Los médicos descartaron por ahora una intervención quirúrgica y estimaron que Bolsonaro deberá permanecer hospitalizado durante varios días. Según el hospital, su cuadro requiere seguimiento intensivo, aunque hasta ahora no se ha informado de un agravamiento mayor más allá del ingreso a cuidados intensivos.
La internación reactivó de inmediato la presión de su entorno político y familiar para que cumpla la condena en arresto domiciliario. A la salida del centro médico, su hijo Flávio Bolsonaro dijo que las autoridades “están jugando con la vida” de su padre y reclamó una “prisión domiciliar humanitaria”. La defensa ya había hecho ese planteo ante la Corte Suprema, pero el pedido fue rechazado a comienzos de marzo por el juez Alexandre de Moraes y luego ratificado por la Primera Sala del tribunal.
Bolsonaro, de 70 años, cumple una condena de 27 años de prisión por su papel en la conspiración para desconocer el resultado de las elecciones de 2022. Su estado de salud ha sido frágil en los últimos años, sobre todo por las secuelas de la puñalada que recibió durante la campaña presidencial de 2018 y por sucesivos episodios clínicos que incluyeron cirugías, hipo persistente y vómitos.
El episodio médico se produce además en un momento de alta sensibilidad política en Brasil.
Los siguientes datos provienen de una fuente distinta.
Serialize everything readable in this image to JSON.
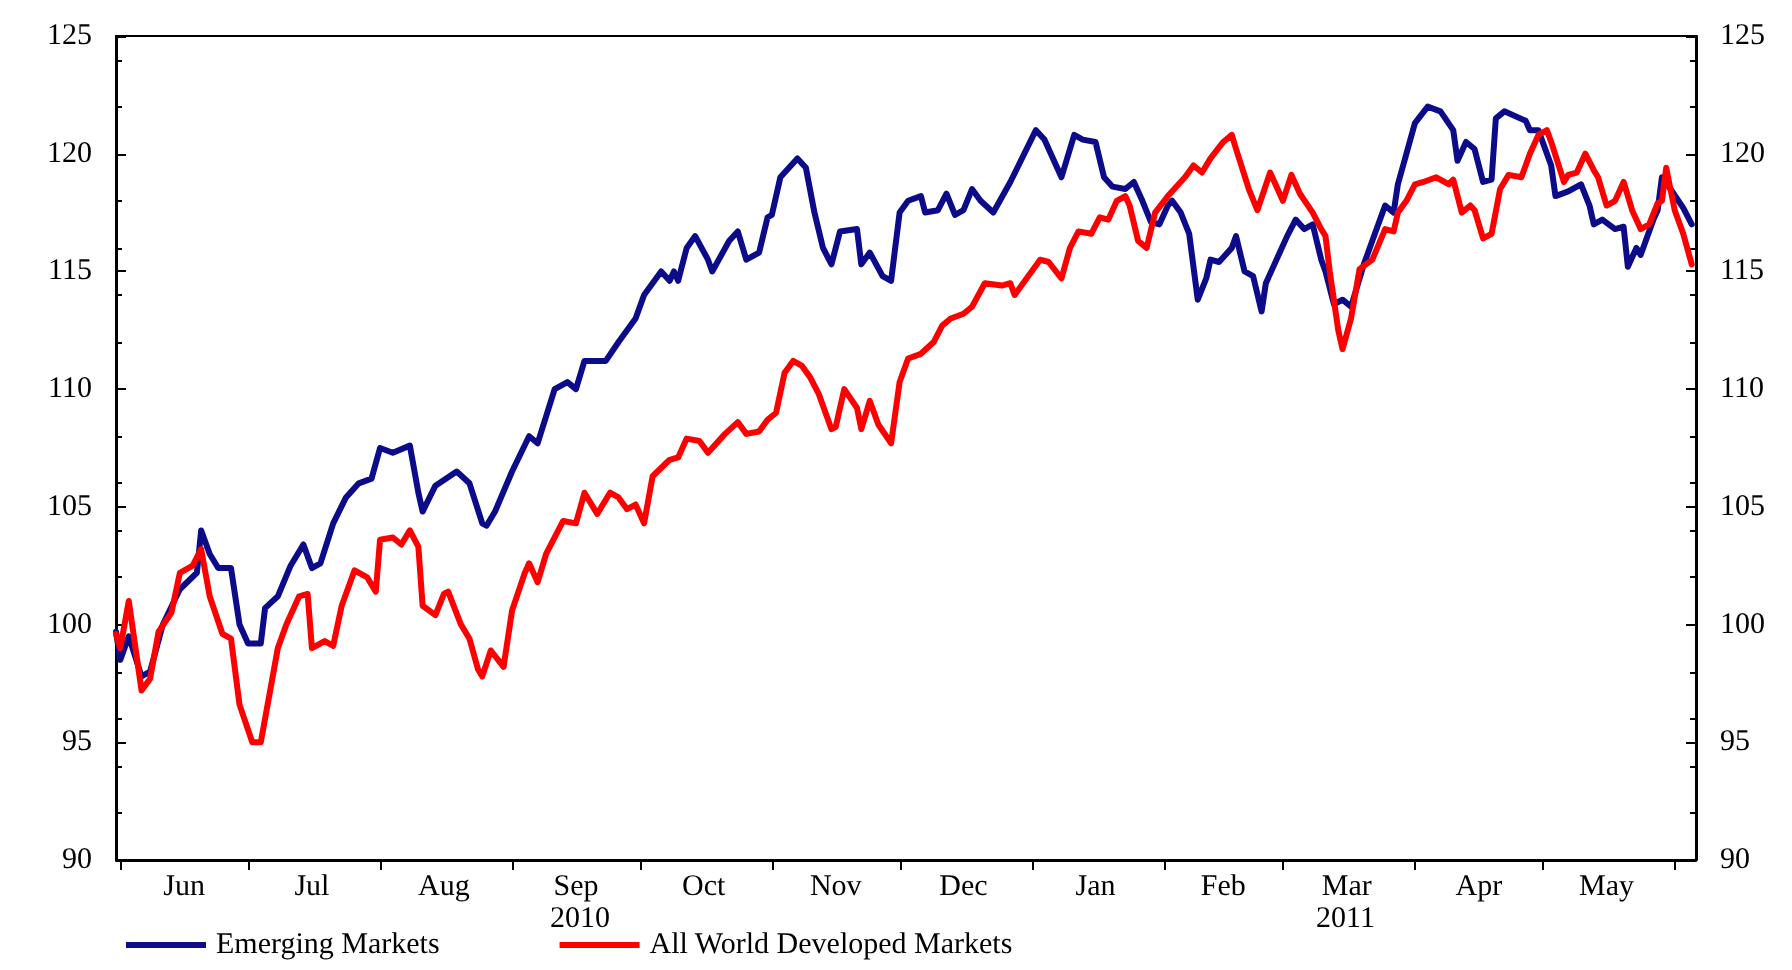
{
  "chart_data": {
    "type": "line",
    "xlim": [
      "2010-05-31",
      "2011-06-06"
    ],
    "xticks": [
      {
        "value": "2010-06-01",
        "label": null
      },
      {
        "value": "2010-06-16",
        "label": "Jun"
      },
      {
        "value": "2010-07-01",
        "label": null
      },
      {
        "value": "2010-07-16",
        "label": "Jul"
      },
      {
        "value": "2010-08-01",
        "label": null
      },
      {
        "value": "2010-08-16",
        "label": "Aug"
      },
      {
        "value": "2010-09-01",
        "label": null
      },
      {
        "value": "2010-09-16",
        "label": "Sep"
      },
      {
        "value": "2010-10-01",
        "label": null
      },
      {
        "value": "2010-10-16",
        "label": "Oct"
      },
      {
        "value": "2010-11-01",
        "label": null
      },
      {
        "value": "2010-11-16",
        "label": "Nov"
      },
      {
        "value": "2010-12-01",
        "label": null
      },
      {
        "value": "2010-12-16",
        "label": "Dec"
      },
      {
        "value": "2011-01-01",
        "label": null
      },
      {
        "value": "2011-01-16",
        "label": "Jan"
      },
      {
        "value": "2011-02-01",
        "label": null
      },
      {
        "value": "2011-02-15",
        "label": "Feb"
      },
      {
        "value": "2011-03-01",
        "label": null
      },
      {
        "value": "2011-03-16",
        "label": "Mar"
      },
      {
        "value": "2011-04-01",
        "label": null
      },
      {
        "value": "2011-04-16",
        "label": "Apr"
      },
      {
        "value": "2011-05-01",
        "label": null
      },
      {
        "value": "2011-05-16",
        "label": "May"
      },
      {
        "value": "2011-06-01",
        "label": null
      }
    ],
    "ylim": [
      90,
      125
    ],
    "yticks": [
      90,
      95,
      100,
      105,
      110,
      115,
      120,
      125
    ],
    "y2lim": [
      90,
      125
    ],
    "y2ticks": [
      90,
      95,
      100,
      105,
      110,
      115,
      120,
      125
    ],
    "grid": false,
    "legend": "bottom",
    "marker": "none",
    "line_style": "solid",
    "annotations": [
      "2010",
      "2011"
    ],
    "series": [
      {
        "name": "Emerging Markets",
        "color": "#0c0c8a",
        "x": [
          "2010-05-31",
          "2010-06-01",
          "2010-06-03",
          "2010-06-06",
          "2010-06-08",
          "2010-06-11",
          "2010-06-15",
          "2010-06-19",
          "2010-06-20",
          "2010-06-22",
          "2010-06-24",
          "2010-06-27",
          "2010-06-29",
          "2010-07-01",
          "2010-07-04",
          "2010-07-05",
          "2010-07-08",
          "2010-07-11",
          "2010-07-14",
          "2010-07-16",
          "2010-07-18",
          "2010-07-21",
          "2010-07-24",
          "2010-07-27",
          "2010-07-30",
          "2010-08-01",
          "2010-08-04",
          "2010-08-08",
          "2010-08-10",
          "2010-08-11",
          "2010-08-14",
          "2010-08-19",
          "2010-08-22",
          "2010-08-25",
          "2010-08-26",
          "2010-08-28",
          "2010-09-01",
          "2010-09-05",
          "2010-09-07",
          "2010-09-11",
          "2010-09-14",
          "2010-09-16",
          "2010-09-18",
          "2010-09-23",
          "2010-09-26",
          "2010-09-30",
          "2010-10-02",
          "2010-10-06",
          "2010-10-08",
          "2010-10-09",
          "2010-10-10",
          "2010-10-12",
          "2010-10-14",
          "2010-10-17",
          "2010-10-18",
          "2010-10-22",
          "2010-10-24",
          "2010-10-26",
          "2010-10-29",
          "2010-10-31",
          "2010-11-01",
          "2010-11-03",
          "2010-11-07",
          "2010-11-09",
          "2010-11-11",
          "2010-11-13",
          "2010-11-15",
          "2010-11-17",
          "2010-11-21",
          "2010-11-22",
          "2010-11-24",
          "2010-11-27",
          "2010-11-29",
          "2010-12-01",
          "2010-12-03",
          "2010-12-06",
          "2010-12-07",
          "2010-12-10",
          "2010-12-12",
          "2010-12-14",
          "2010-12-16",
          "2010-12-18",
          "2010-12-20",
          "2010-12-23",
          "2010-12-27",
          "2011-01-02",
          "2011-01-04",
          "2011-01-08",
          "2011-01-11",
          "2011-01-13",
          "2011-01-16",
          "2011-01-18",
          "2011-01-20",
          "2011-01-23",
          "2011-01-25",
          "2011-01-27",
          "2011-01-29",
          "2011-01-31",
          "2011-02-02",
          "2011-02-03",
          "2011-02-05",
          "2011-02-07",
          "2011-02-09",
          "2011-02-11",
          "2011-02-12",
          "2011-02-14",
          "2011-02-17",
          "2011-02-18",
          "2011-02-20",
          "2011-02-22",
          "2011-02-24",
          "2011-02-25",
          "2011-02-27",
          "2011-03-02",
          "2011-03-04",
          "2011-03-06",
          "2011-03-08",
          "2011-03-10",
          "2011-03-11",
          "2011-03-13",
          "2011-03-15",
          "2011-03-17",
          "2011-03-20",
          "2011-03-22",
          "2011-03-25",
          "2011-03-27",
          "2011-03-28",
          "2011-03-30",
          "2011-04-01",
          "2011-04-04",
          "2011-04-07",
          "2011-04-10",
          "2011-04-11",
          "2011-04-13",
          "2011-04-15",
          "2011-04-17",
          "2011-04-19",
          "2011-04-20",
          "2011-04-22",
          "2011-04-27",
          "2011-04-28",
          "2011-04-30",
          "2011-05-03",
          "2011-05-04",
          "2011-05-07",
          "2011-05-10",
          "2011-05-12",
          "2011-05-13",
          "2011-05-15",
          "2011-05-18",
          "2011-05-20",
          "2011-05-21",
          "2011-05-23",
          "2011-05-24",
          "2011-05-27",
          "2011-05-28",
          "2011-05-29",
          "2011-05-31",
          "2011-06-03",
          "2011-06-05"
        ],
        "values": [
          99.7,
          98.5,
          99.5,
          97.8,
          98,
          100,
          101.5,
          102.2,
          104,
          103,
          102.4,
          102.4,
          100,
          99.2,
          99.2,
          100.7,
          101.2,
          102.5,
          103.4,
          102.4,
          102.6,
          104.3,
          105.4,
          106,
          106.2,
          107.5,
          107.3,
          107.6,
          105.6,
          104.8,
          105.9,
          106.5,
          106,
          104.3,
          104.2,
          104.8,
          106.5,
          108,
          107.7,
          110,
          110.3,
          110,
          111.2,
          111.2,
          112,
          113,
          114,
          115,
          114.6,
          115,
          114.6,
          116,
          116.5,
          115.5,
          115,
          116.3,
          116.7,
          115.5,
          115.8,
          117.3,
          117.4,
          119,
          119.8,
          119.4,
          117.5,
          116,
          115.3,
          116.7,
          116.8,
          115.3,
          115.8,
          114.8,
          114.6,
          117.5,
          118,
          118.2,
          117.5,
          117.6,
          118.3,
          117.4,
          117.6,
          118.5,
          118,
          117.5,
          118.8,
          121,
          120.6,
          119,
          120.8,
          120.6,
          120.5,
          119,
          118.6,
          118.5,
          118.8,
          118,
          117.1,
          117,
          117.8,
          118,
          117.5,
          116.6,
          113.8,
          114.7,
          115.5,
          115.4,
          116,
          116.5,
          115,
          114.8,
          113.3,
          114.5,
          115.3,
          116.5,
          117.2,
          116.8,
          117,
          115.5,
          115,
          113.6,
          113.8,
          113.5,
          115.3,
          116.3,
          117.8,
          117.5,
          118.7,
          120,
          121.3,
          122,
          121.8,
          121,
          119.7,
          120.5,
          120.2,
          118.8,
          118.9,
          121.5,
          121.8,
          121.4,
          121,
          121,
          119.5,
          118.2,
          118.4,
          118.7,
          117.8,
          117,
          117.2,
          116.8,
          116.9,
          115.2,
          116,
          115.7,
          117.2,
          117.6,
          119,
          118.5,
          117.7,
          117
        ]
      },
      {
        "name": "All World Developed Markets",
        "color": "#ff0000",
        "x": [
          "2010-05-31",
          "2010-06-01",
          "2010-06-03",
          "2010-06-06",
          "2010-06-08",
          "2010-06-10",
          "2010-06-13",
          "2010-06-15",
          "2010-06-18",
          "2010-06-20",
          "2010-06-22",
          "2010-06-25",
          "2010-06-27",
          "2010-06-29",
          "2010-07-02",
          "2010-07-04",
          "2010-07-06",
          "2010-07-08",
          "2010-07-10",
          "2010-07-13",
          "2010-07-15",
          "2010-07-16",
          "2010-07-19",
          "2010-07-21",
          "2010-07-23",
          "2010-07-26",
          "2010-07-29",
          "2010-07-31",
          "2010-08-01",
          "2010-08-04",
          "2010-08-06",
          "2010-08-08",
          "2010-08-10",
          "2010-08-11",
          "2010-08-14",
          "2010-08-16",
          "2010-08-17",
          "2010-08-20",
          "2010-08-22",
          "2010-08-24",
          "2010-08-25",
          "2010-08-27",
          "2010-08-30",
          "2010-09-01",
          "2010-09-04",
          "2010-09-05",
          "2010-09-07",
          "2010-09-09",
          "2010-09-13",
          "2010-09-16",
          "2010-09-18",
          "2010-09-21",
          "2010-09-24",
          "2010-09-26",
          "2010-09-28",
          "2010-09-30",
          "2010-10-02",
          "2010-10-04",
          "2010-10-08",
          "2010-10-10",
          "2010-10-12",
          "2010-10-15",
          "2010-10-17",
          "2010-10-21",
          "2010-10-24",
          "2010-10-26",
          "2010-10-29",
          "2010-10-31",
          "2010-11-02",
          "2010-11-04",
          "2010-11-06",
          "2010-11-08",
          "2010-11-10",
          "2010-11-12",
          "2010-11-15",
          "2010-11-16",
          "2010-11-18",
          "2010-11-21",
          "2010-11-22",
          "2010-11-24",
          "2010-11-26",
          "2010-11-29",
          "2010-12-01",
          "2010-12-03",
          "2010-12-06",
          "2010-12-09",
          "2010-12-11",
          "2010-12-13",
          "2010-12-16",
          "2010-12-18",
          "2010-12-21",
          "2010-12-25",
          "2010-12-27",
          "2010-12-28",
          "2011-01-01",
          "2011-01-03",
          "2011-01-05",
          "2011-01-08",
          "2011-01-10",
          "2011-01-12",
          "2011-01-15",
          "2011-01-17",
          "2011-01-19",
          "2011-01-21",
          "2011-01-23",
          "2011-01-24",
          "2011-01-26",
          "2011-01-28",
          "2011-01-30",
          "2011-02-02",
          "2011-02-06",
          "2011-02-08",
          "2011-02-10",
          "2011-02-12",
          "2011-02-15",
          "2011-02-17",
          "2011-02-18",
          "2011-02-21",
          "2011-02-23",
          "2011-02-26",
          "2011-03-01",
          "2011-03-03",
          "2011-03-05",
          "2011-03-08",
          "2011-03-10",
          "2011-03-11",
          "2011-03-12",
          "2011-03-14",
          "2011-03-15",
          "2011-03-17",
          "2011-03-19",
          "2011-03-22",
          "2011-03-25",
          "2011-03-27",
          "2011-03-28",
          "2011-03-30",
          "2011-04-01",
          "2011-04-03",
          "2011-04-06",
          "2011-04-09",
          "2011-04-10",
          "2011-04-12",
          "2011-04-14",
          "2011-04-15",
          "2011-04-17",
          "2011-04-19",
          "2011-04-21",
          "2011-04-23",
          "2011-04-26",
          "2011-04-28",
          "2011-04-30",
          "2011-05-02",
          "2011-05-03",
          "2011-05-06",
          "2011-05-07",
          "2011-05-09",
          "2011-05-11",
          "2011-05-13",
          "2011-05-14",
          "2011-05-16",
          "2011-05-18",
          "2011-05-20",
          "2011-05-22",
          "2011-05-24",
          "2011-05-26",
          "2011-05-28",
          "2011-05-29",
          "2011-05-30",
          "2011-06-01",
          "2011-06-03",
          "2011-06-05"
        ],
        "values": [
          99.6,
          99,
          101,
          97.2,
          97.7,
          99.7,
          100.5,
          102.2,
          102.5,
          103.2,
          101.2,
          99.6,
          99.4,
          96.6,
          95,
          95,
          97,
          99,
          100,
          101.2,
          101.3,
          99,
          99.3,
          99.1,
          100.8,
          102.3,
          102,
          101.4,
          103.6,
          103.7,
          103.4,
          104,
          103.3,
          100.8,
          100.4,
          101.3,
          101.4,
          100,
          99.4,
          98.1,
          97.8,
          98.9,
          98.2,
          100.6,
          102.2,
          102.6,
          101.8,
          103,
          104.4,
          104.3,
          105.6,
          104.7,
          105.6,
          105.4,
          104.9,
          105.1,
          104.3,
          106.3,
          107,
          107.1,
          107.9,
          107.8,
          107.3,
          108.1,
          108.6,
          108.1,
          108.2,
          108.7,
          109,
          110.7,
          111.2,
          111,
          110.5,
          109.8,
          108.3,
          108.4,
          110,
          109.2,
          108.3,
          109.5,
          108.5,
          107.7,
          110.3,
          111.3,
          111.5,
          112,
          112.7,
          113,
          113.2,
          113.5,
          114.5,
          114.4,
          114.5,
          114,
          115,
          115.5,
          115.4,
          114.7,
          116,
          116.7,
          116.6,
          117.3,
          117.2,
          118,
          118.2,
          117.8,
          116.3,
          116,
          117.5,
          118.2,
          119,
          119.5,
          119.2,
          119.8,
          120.5,
          120.8,
          120.2,
          118.5,
          117.6,
          119.2,
          118,
          119.1,
          118.3,
          117.5,
          116.8,
          116.5,
          115,
          112.5,
          111.7,
          113,
          115.1,
          115.5,
          116.8,
          116.7,
          117.5,
          118,
          118.7,
          118.8,
          119,
          118.7,
          118.9,
          117.5,
          117.8,
          117.6,
          116.4,
          116.6,
          118.5,
          119.1,
          119,
          120,
          120.8,
          121,
          120.5,
          118.8,
          119.1,
          119.2,
          120,
          119.3,
          119,
          117.8,
          118,
          118.8,
          117.6,
          116.8,
          117,
          117.9,
          118,
          119.4,
          117.6,
          116.6,
          115.3
        ]
      }
    ]
  }
}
Flávio Bolsonaro, senador y principal carta del bolsonarismo para las elecciones presidenciales de octubre, aparece en empate técnico con Luiz Inácio Lula da Silva en un eventual balotaje, según una encuesta de Datafolha publicada por CNN Brasil, que le asignó 43% frente a 46% del actual mandatario dentro del margen de error.
La hospitalización también se produce en medio de nuevas tensiones diplomáticas entre Brasil y Estados Unidos por el intento fallido de visita del asesor estadounidense Darren Beattie a Bolsonaro en prisión. Ese episodio, sumado al deterioro clínico del exmandatario, refuerza la centralidad política de Bolsonaro incluso desde la cárcel.
Por ahora, el foco inmediato está en su evolución médica. Pero en Brasilia nadie separa del todo la salud de Bolsonaro del calendario político y judicial que lo rodea.